In order to contextualize and validate the value of the FA unsaturation ratio used throughout this work as a surrogate marker for regulated versus constitutive BMAds, we set to test whether we could find differences in the unsaturation ratio of lipids extracted from one of the most extreme BM remodeling scenarios. Patients suffering from acute leukemias receive intensive aplastic chemotherapy, a regime that eliminates leukemic cells but also virtually all short-term hematopoietic progenitors in the BM, leading to a rapid adipocytic conversion of the marrow. BMAds formed in this context should represent a stereotypical example of rBMAd, and we thus set out to compare the unsaturation ratio of lipids obtained from iliac crest samples from these patients as compared to the lipid fraction obtained from surgical debris of adult patients undergoing elective hip replacement surgery, which is thought to represent a cBMAd-rich site. Analysis of these primary human BM lipid samples reflected a preferential enrichment of MUFAs in the post-chemotherapy iliac crest BM samples (regulated BMAd site) versus the femoral head BM samples (constitutive BMAd site) from hip replacement surgery (39.6% versus 51.2%, p=0.02) to the detriment of PUFAs (18.6% versus 17.0% p=0.80) and SFAs (41.8% and 36.6%, p=0.04) ( Figure 7D ). While rapid conversion to adipocytic marrow is induced by chemotherapy, and thus iliac crest samples are interpreted as rBMAd-rich, the differences in fatty acid profiles displayed could also be an inherent function of the anatomical site. The largest difference between FA species in the regulated versus constitutive marrow sites was seen in the 18:1 to 18:0 unsaturation ratio (4.40 versus 7.91, p=0.007), and the 16:1 versus 16:0 unsaturation ratio (0.11 versus 0.19, p=0.031) ( Figures 7B, C ). We thus conclude that human BM samples from a rBMAd-rich site in the context of BM remodeling driven by hematopoietic demand present a lower unsaturation ratio, as measured by 16:1/16:0 -and 18:1/18:0- FA content, than samples obtained from a cBMAd-rich site, which complements previously reported results for rabbit and rats marrow at steady-state (1, 35–37) as summarized in Table 1 .

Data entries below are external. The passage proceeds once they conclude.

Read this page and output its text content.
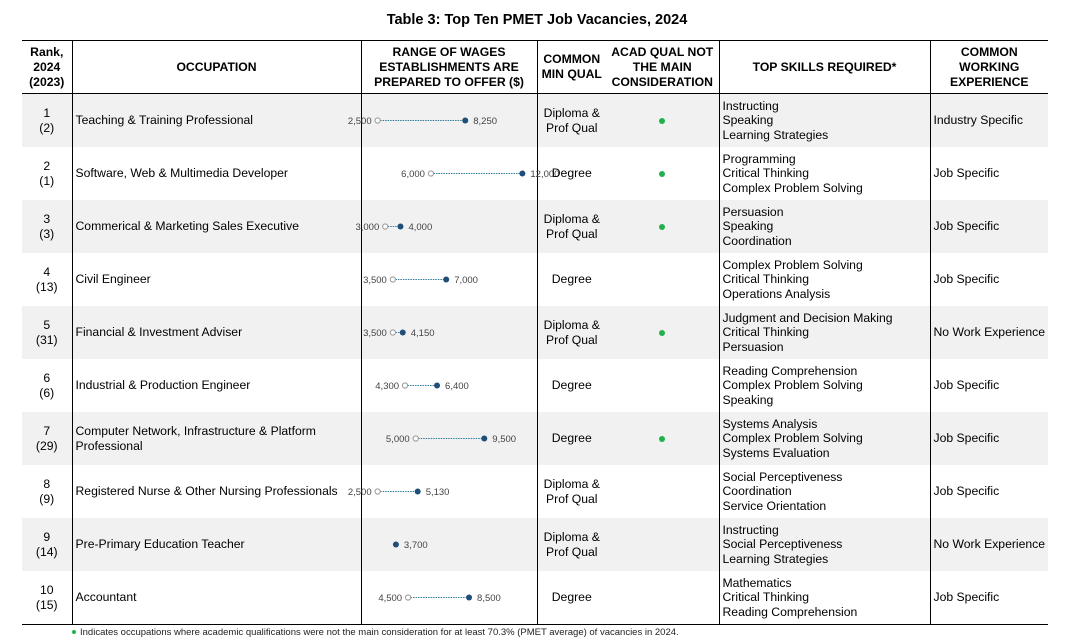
Table 3: Top Ten PMET Job Vacancies, 2024
Rank,
2024
(2023)	OCCUPATION	RANGE OF WAGES
ESTABLISHMENTS ARE
PREPARED TO OFFER ($)	COMMON
MIN QUAL	ACAD QUAL NOT
THE MAIN
CONSIDERATION	TOP SKILLS REQUIRED*	COMMON
WORKING
EXPERIENCE

1
(2)	Teaching & Training Professional	2,500 8,250	Diploma &
Prof Qual		Instructing
Speaking
Learning Strategies	Industry Specific

2
(1)	Software, Web & Multimedia Developer	6,000 12,000	Degree		Programming
Critical Thinking
Complex Problem Solving	Job Specific

3
(3)	Commerical & Marketing Sales Executive	3,000 4,000	Diploma &
Prof Qual		Persuasion
Speaking
Coordination	Job Specific

4
(13)	Civil Engineer	3,500 7,000	Degree		Complex Problem Solving
Critical Thinking
Operations Analysis	Job Specific

5
(31)	Financial & Investment Adviser	3,500 4,150	Diploma &
Prof Qual		Judgment and Decision Making
Critical Thinking
Persuasion	No Work Experience

6
(6)	Industrial & Production Engineer	4,300 6,400	Degree		Reading Comprehension
Complex Problem Solving
Speaking	Job Specific

7
(29)	Computer Network, Infrastructure & Platform
Professional	5,000 9,500	Degree		Systems Analysis
Complex Problem Solving
Systems Evaluation	Job Specific

8
(9)	Registered Nurse & Other Nursing Professionals	2,500 5,130	Diploma &
Prof Qual		Social Perceptiveness
Coordination
Service Orientation	Job Specific

9
(14)	Pre-Primary Education Teacher	3,700	Diploma &
Prof Qual		Instructing
Social Perceptiveness
Learning Strategies	No Work Experience

10
(15)	Accountant	4,500 8,500	Degree		Mathematics
Critical Thinking
Reading Comprehension	Job Specific
Indicates occupations where academic qualifications were not the main consideration for at least 70.3% (PMET average) of vacancies in 2024.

Taken together, we conclude that the spontaneous versus induced OP9 in vitro adipogenesis model presented here replicates key differences in lipid droplet size, FA unsaturation ratio and hematopoietic support respectively associated in vivo to regulated versus constitutive BMAd subtypes. We additionally validate the value of the 16:1/16:0 FA unsaturation ratio as a surrogate marker to segregate rBMAd-rich versus cBMAd-rich tissues both in vivo and for our in vitro model, and the feasibility of Raman microspectroscopy to reveal equivalent differences in the unsaturation ratio at the single adipocyte level.